Just hours before the vote, the Republican game plan was still changing. Senators are now considering repealing only a few of the most unpopular provisions in Obamacare, including its individual mandate. That means there are three possibilities in play:

  1. “Skinny repeal,” the new proposal, which would get rid of the individual mandate along with a few other unpopular provisions
  2. A full repeal of Obamacare’s spending and health insurance coverage expansion with no replacement (the Obamacare Repeal Reconciliation Act, or ORRA for short)
  3. A repeal-and-replace plan that senators have been working on for months (the Better Care Reconciliation Act, or BCRA)

Senate leaders could end up bringing all three plans to the floor for a vote. The ORRA appears destined to fail, given moderate opposition to repealing much of Obamacare without replacing it. It would lead to 32 million fewer Americans with health insurance in 2026, versus Obamacare, according to the Congressional Budget Office.

The BCRA has struggled to gain acceptance for the whole Republican conference. Moderates are concerned about the plan’s Medicaid cuts and coverage losses (22 million fewer Americans with health insurance 10 years from now). It is also still in a state of flux, after the Senate parliamentarian said that key provisions did not comply with the Senate’s budget rules.

“Skinny repeal” is the last-ditch plan from Republican leaders. As they struggled to find a majority for the other bills, Senate leaders have started promising reluctant senators that if they pass a bill, any bill, they will go into negotiations with the House and fix the legislation there.

In order to get to conference, though, leadership needs a bill that can get 50 votes. Eliminating the penalty for Obamacare’s individual mandate — possibly along with its employer mandate and some of its taxes on the health care industry — might be the only plan that can win such broad support within the Republican conference.

Three lobbyists told Vox that this was the path forward being charted by Senate leadership. One lobbyist said the bill could be narrowed to the “lowest common denominator product.”

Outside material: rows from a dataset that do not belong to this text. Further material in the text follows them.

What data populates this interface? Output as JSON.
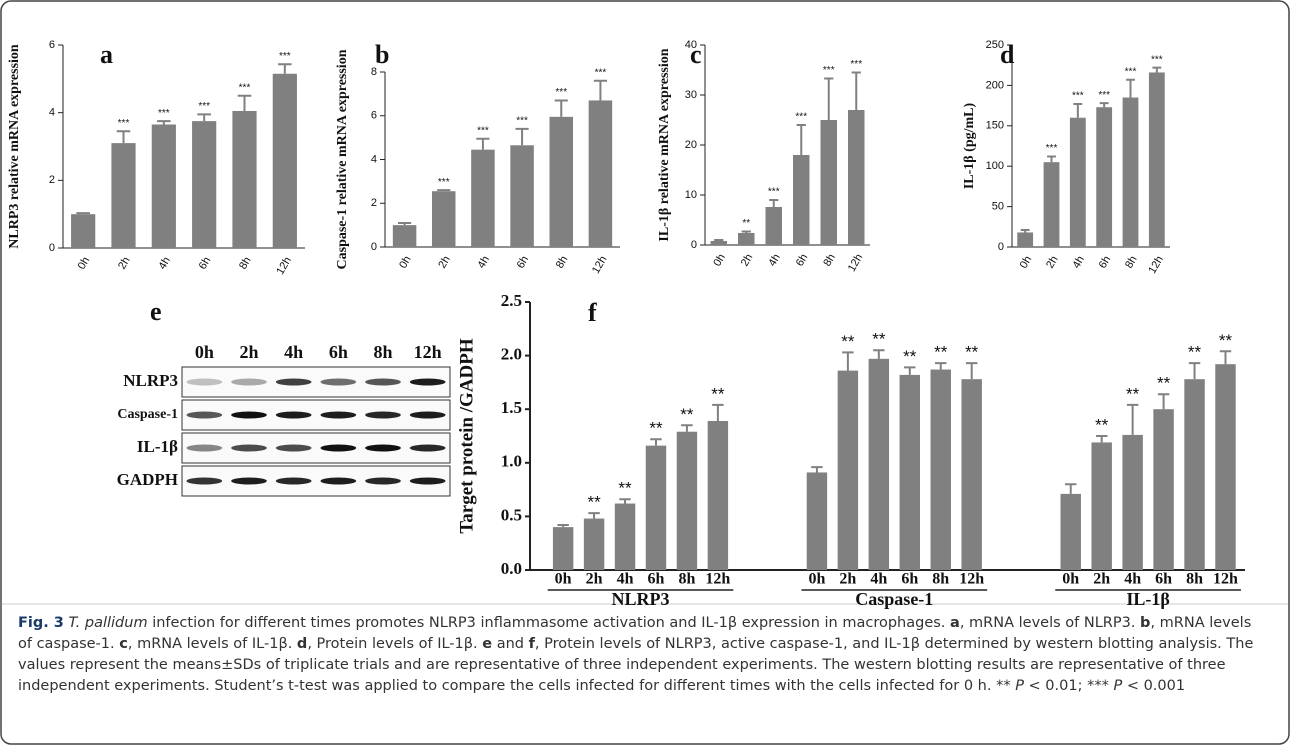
{
  "chart_data": [
    {
      "type": "bar",
      "panel": "a",
      "ylabel": "NLRP3 relative mRNA expression",
      "categories": [
        "0h",
        "2h",
        "4h",
        "6h",
        "8h",
        "12h"
      ],
      "values": [
        1.0,
        3.1,
        3.65,
        3.75,
        4.05,
        5.15
      ],
      "errors": [
        0.03,
        0.35,
        0.1,
        0.2,
        0.45,
        0.28
      ],
      "annotations": [
        null,
        "***",
        "***",
        "***",
        "***",
        "***"
      ],
      "color": "#808080",
      "ylim": [
        0,
        6
      ],
      "yticks": [
        0,
        2,
        4,
        6
      ]
    },
    {
      "type": "bar",
      "panel": "b",
      "ylabel": "Caspase-1 relative mRNA expression",
      "categories": [
        "0h",
        "2h",
        "4h",
        "6h",
        "8h",
        "12h"
      ],
      "values": [
        1.0,
        2.55,
        4.45,
        4.65,
        5.95,
        6.7
      ],
      "errors": [
        0.1,
        0.05,
        0.5,
        0.75,
        0.75,
        0.9
      ],
      "annotations": [
        null,
        "***",
        "***",
        "***",
        "***",
        "***"
      ],
      "color": "#808080",
      "ylim": [
        0,
        8
      ],
      "yticks": [
        0,
        2,
        4,
        6,
        8
      ]
    },
    {
      "type": "bar",
      "panel": "c",
      "ylabel": "IL-1β relative mRNA expression",
      "categories": [
        "0h",
        "2h",
        "4h",
        "6h",
        "8h",
        "12h"
      ],
      "values": [
        0.8,
        2.4,
        7.6,
        18,
        25,
        27
      ],
      "errors": [
        0.2,
        0.3,
        1.4,
        6,
        8.3,
        7.5
      ],
      "annotations": [
        null,
        "**",
        "***",
        "***",
        "***",
        "***"
      ],
      "color": "#808080",
      "ylim": [
        0,
        40
      ],
      "yticks": [
        0,
        10,
        20,
        30,
        40
      ]
    },
    {
      "type": "bar",
      "panel": "d",
      "ylabel": "IL-1β (pg/mL)",
      "categories": [
        "0h",
        "2h",
        "4h",
        "6h",
        "8h",
        "12h"
      ],
      "values": [
        18,
        105,
        160,
        173,
        185,
        216
      ],
      "errors": [
        3,
        7,
        17,
        5,
        22,
        6
      ],
      "annotations": [
        null,
        "***",
        "***",
        "***",
        "***",
        "***"
      ],
      "color": "#808080",
      "ylim": [
        0,
        250
      ],
      "yticks": [
        0,
        50,
        100,
        150,
        200,
        250
      ]
    },
    {
      "type": "grouped_bar",
      "panel": "f",
      "ylabel": "Target protein /GADPH",
      "color": "#808080",
      "groups": [
        {
          "name": "NLRP3",
          "categories": [
            "0h",
            "2h",
            "4h",
            "6h",
            "8h",
            "12h"
          ],
          "values": [
            0.4,
            0.48,
            0.62,
            1.16,
            1.29,
            1.39
          ],
          "errors": [
            0.02,
            0.05,
            0.04,
            0.06,
            0.06,
            0.15
          ],
          "annotations": [
            null,
            "**",
            "**",
            "**",
            "**",
            "**"
          ]
        },
        {
          "name": "Caspase-1",
          "categories": [
            "0h",
            "2h",
            "4h",
            "6h",
            "8h",
            "12h"
          ],
          "values": [
            0.91,
            1.86,
            1.97,
            1.82,
            1.87,
            1.78
          ],
          "errors": [
            0.05,
            0.17,
            0.08,
            0.07,
            0.06,
            0.15
          ],
          "annotations": [
            null,
            "**",
            "**",
            "**",
            "**",
            "**"
          ]
        },
        {
          "name": "IL-1β",
          "categories": [
            "0h",
            "2h",
            "4h",
            "6h",
            "8h",
            "12h"
          ],
          "values": [
            0.71,
            1.19,
            1.26,
            1.5,
            1.78,
            1.92
          ],
          "errors": [
            0.09,
            0.06,
            0.28,
            0.14,
            0.15,
            0.12
          ],
          "annotations": [
            null,
            "**",
            "**",
            "**",
            "**",
            "**"
          ]
        }
      ],
      "ylim": [
        0,
        2.5
      ],
      "yticks": [
        {
          "value": 0,
          "label": "0.0"
        },
        0.5,
        {
          "value": 1,
          "label": "1.0"
        },
        1.5,
        {
          "value": 2,
          "label": "2.0"
        },
        2.5
      ]
    }
  ],
  "blot": {
    "panel": "e",
    "lanes": [
      "0h",
      "2h",
      "4h",
      "6h",
      "8h",
      "12h"
    ],
    "rows": [
      "NLRP3",
      "Caspase-1",
      "IL-1β",
      "GADPH"
    ]
  },
  "caption": {
    "parts": [
      "Fig. 3",
      "T. pallidum",
      "infection for different times promotes NLRP3 inflammasome activation and IL-1β expression in macrophages.",
      "a",
      ", mRNA levels of NLRP3.",
      "b",
      ", mRNA levels of caspase-1.",
      "c",
      ", mRNA levels of IL-1β.",
      "d",
      ", Protein levels of IL-1β.",
      "e",
      "and",
      "f",
      ", Protein levels of NLRP3, active caspase-1, and IL-1β determined by western blotting analysis. The values represent the means±SDs of triplicate trials and are representative of three independent experiments. The western blotting results are representative of three independent experiments. Student’s t-test was applied to compare the cells infected for different times with the cells infected for 0 h. **",
      "P",
      "< 0.01; ***",
      "P",
      "< 0.001"
    ]
  }
}
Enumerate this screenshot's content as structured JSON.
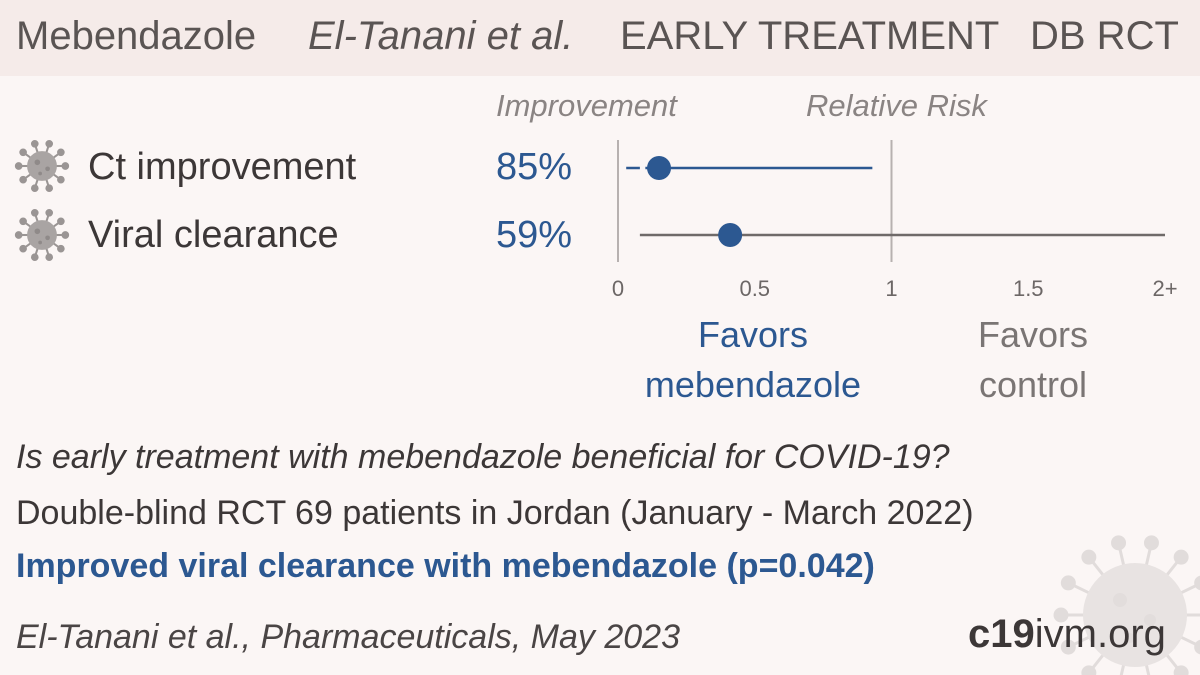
{
  "header": {
    "drug": "Mebendazole",
    "authors": "El-Tanani et al.",
    "stage": "EARLY TREATMENT",
    "design": "DB RCT"
  },
  "columns": {
    "improvement": "Improvement",
    "relative_risk": "Relative Risk"
  },
  "chart_data": {
    "type": "forest",
    "rows": [
      {
        "label": "Ct improvement",
        "improvement": "85%",
        "rr": 0.15,
        "ci_low": 0.01,
        "ci_high": 0.93,
        "ci_low_label": ""
      },
      {
        "label": "Viral clearance",
        "improvement": "59%",
        "rr": 0.41,
        "ci_low": 0.08,
        "ci_high": 2.0
      }
    ],
    "xaxis": {
      "min": 0,
      "max": 2,
      "ticks": [
        "0",
        "0.5",
        "1",
        "1.5",
        "2+"
      ]
    },
    "favors_treatment": [
      "Favors",
      "mebendazole"
    ],
    "favors_control": [
      "Favors",
      "control"
    ],
    "colors": {
      "treatment": "#2c5891",
      "control": "#6f6a69",
      "axis": "#b7b1b0"
    }
  },
  "summary": {
    "question": "Is early treatment with mebendazole beneficial for COVID-19?",
    "design": "Double-blind RCT 69 patients in Jordan (January - March 2022)",
    "result": "Improved viral clearance with mebendazole (p=0.042)"
  },
  "citation": "El-Tanani et al., Pharmaceuticals, May 2023",
  "brand": {
    "bold": "c19",
    "rest": "ivm.org"
  },
  "icons": {
    "row": "virus-icon",
    "background": "virus-icon"
  }
}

Such a plan faces two huge problems. First, repealing the individual mandate risks sending Obamacare’s insurance markets into a death spiral. Without a penalty for going uninsured, only people in poor health who really need health insurance end up buying it. Costs for insurers would rise, and offering plans on the exchanges would start to seem like a bad deal. The Congressional Budget Office estimated repealing the mandate by itself would lead to 15 million fewer Americans having health insurance 10 years from now.

Second, the Republican strategy here would hinge on successful negotiations with the House to craft an entirely new health care plan. But when the House sent over its preferred Obamacare repeal-and-replace bill, a critical mass of Senate Republicans said it was unacceptable and they would never support it.

A path forward will be charted in the next few days.